Xilinx / xup_vitis_network_example

VNx: Vitis Network Examples
Other
137 stars 43 forks source link

Server crashes when loading the benchmark bitfile #77

Closed trashcrash closed 2 years ago

trashcrash commented 2 years ago

I have 2 alveo U280 cards on a same host, directly connected. Built the design using make all DEVICE=xilinx_u280_xdma_201920_3 INTERFACE=3 DESIGN=benchmark Here's what I was trying to run:

from vnx_utils import *
import pynq
xclbin = '../benchmark.intf3.xilinx_u280_xdma_201920_3/vnx_benchmark_if3.xclbin'
ol_w0 = pynq.Overlay(xclbin,device=pynq.Device.devices[0])
ol_w1 = pynq.Overlay(xclbin,device=pynq.Device.devices[1])

The system crashes and reboots automatically when ol_w0 = pynq.Overlay(xclbin,device=pynq.Device.devices[0]) is executed. I also confirmed the devices do exist:

for i in range(len(pynq.Device.devices)):
    print("{}) {}".format(i, pynq.Device.devices[i].name))

Output:

0) xilinx_u280_xdma_201920_3
1) xilinx_u280_xdma_201920_3

I tried 2 times on the single bitfile, and re-compiled the design for a new bitfile. All lead to system reboot.
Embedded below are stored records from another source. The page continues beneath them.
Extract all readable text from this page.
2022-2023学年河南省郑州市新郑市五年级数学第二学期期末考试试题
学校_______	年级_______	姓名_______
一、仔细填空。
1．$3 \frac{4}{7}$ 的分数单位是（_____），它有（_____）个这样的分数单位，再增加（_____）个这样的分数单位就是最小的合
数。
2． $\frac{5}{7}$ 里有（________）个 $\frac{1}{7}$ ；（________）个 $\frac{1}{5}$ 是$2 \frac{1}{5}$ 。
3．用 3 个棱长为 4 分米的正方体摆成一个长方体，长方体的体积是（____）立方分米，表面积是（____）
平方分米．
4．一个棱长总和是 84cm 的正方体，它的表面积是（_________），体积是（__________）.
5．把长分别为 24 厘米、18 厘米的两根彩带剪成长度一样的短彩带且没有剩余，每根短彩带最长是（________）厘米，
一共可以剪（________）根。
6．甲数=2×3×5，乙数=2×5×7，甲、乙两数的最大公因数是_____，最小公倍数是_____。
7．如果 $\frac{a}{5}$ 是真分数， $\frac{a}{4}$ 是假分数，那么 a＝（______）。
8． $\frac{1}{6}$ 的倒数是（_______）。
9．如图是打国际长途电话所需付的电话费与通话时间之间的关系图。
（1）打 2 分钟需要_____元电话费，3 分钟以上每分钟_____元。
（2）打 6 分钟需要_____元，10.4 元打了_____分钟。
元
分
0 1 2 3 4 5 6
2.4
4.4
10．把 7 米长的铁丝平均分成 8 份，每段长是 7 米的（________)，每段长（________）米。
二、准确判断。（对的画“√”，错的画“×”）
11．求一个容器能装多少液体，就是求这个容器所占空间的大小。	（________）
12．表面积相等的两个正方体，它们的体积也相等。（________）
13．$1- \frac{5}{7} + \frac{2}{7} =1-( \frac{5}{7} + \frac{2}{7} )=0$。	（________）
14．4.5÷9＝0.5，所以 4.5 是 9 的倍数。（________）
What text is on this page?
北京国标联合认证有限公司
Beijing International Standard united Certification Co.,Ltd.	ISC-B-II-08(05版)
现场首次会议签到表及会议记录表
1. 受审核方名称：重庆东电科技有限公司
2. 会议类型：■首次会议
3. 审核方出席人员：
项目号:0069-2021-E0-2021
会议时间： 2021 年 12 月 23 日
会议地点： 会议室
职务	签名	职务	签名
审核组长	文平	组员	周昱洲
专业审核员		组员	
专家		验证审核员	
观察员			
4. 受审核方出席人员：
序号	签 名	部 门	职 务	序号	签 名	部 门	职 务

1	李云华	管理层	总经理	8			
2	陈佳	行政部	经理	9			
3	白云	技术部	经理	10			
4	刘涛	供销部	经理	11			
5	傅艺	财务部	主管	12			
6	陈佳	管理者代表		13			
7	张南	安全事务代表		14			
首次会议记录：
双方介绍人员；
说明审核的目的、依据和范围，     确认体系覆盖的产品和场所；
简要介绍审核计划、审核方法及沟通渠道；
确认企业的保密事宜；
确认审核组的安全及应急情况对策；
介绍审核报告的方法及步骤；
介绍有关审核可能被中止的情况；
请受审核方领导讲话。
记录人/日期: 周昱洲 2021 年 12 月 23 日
I've found some other thread likely concerning this problem (https://support.xilinx.com/s/question/0D52E00006hpJNLSA2/system-crashes-when-pcie-bit-is-burned-on-fpga?language=en_US), could this be the boards on PCIe are disconnected somehow? I ran the basic designs without any problem. Any idea why the crash happens? Thanks!


System information Manufacturer: Supermicro Product Name: X9DRG-QF Version: 0123456789

OS version LSB Version: :core-4.1-amd64:core-4.1-noarch:cxx-4.1-amd64:cxx-4.1-noarch:desktop-4.1-amd64:desktop-4.1-noarch:languages-4.1-amd64:languages-4.1-noarch:printing-4.1-amd64:printing-4.1-noarch Distributor ID: CentOS Description: CentOS Linux release 7.9.2009 (Core) Release: 7.9.2009 Codename: Core

XRT version XRT Build Version: 2.6.655 Build Version Branch: 2020.1

pynq version PYNQ version 2.7.0

mariodruiz commented 2 years ago

Hi,

PCIe are disconnected somehow?

No, this should not happen. The link you reference is for Vivado designs not Vitis.

Can you try to grab the dmesg logs of the previous boot?

Can you try to program the Alveo cards in a different order?

Can you try to program the Alveo cards with xbutil?

The XRT version seems quite old as well

This problem does not seem to be related to VNx nor PYNQ, but I'll try to provide some help

trashcrash commented 2 years ago

The dmesg log is too long so I uploaded it to drive https://drive.google.com/file/d/1zzh4L7YiTF7bIBLyzLN-Q2S45vplo2A_/view?usp=sharing

A different order gives the same crash

Using xbutil program -d 1 -p vnx_benchmark_if3.xclbin still results in system crashing.

You are right, it doesn't seem to be related to your work. I'll close the issue after your response. Thanks again for the good work you've achieved :)

mariodruiz commented 2 years ago

The dmesg message is for the current boot. I am interested in the dmesg message when the system crash, you can try something like this https://unix.stackexchange.com/a/345978

A few things you could try:

Could this be a power problem?

trashcrash commented 2 years ago

With only 1 single interface the server doesn't crash. The server simply couldn't handle 2 interfaces, power-wise or otherwise, it seems.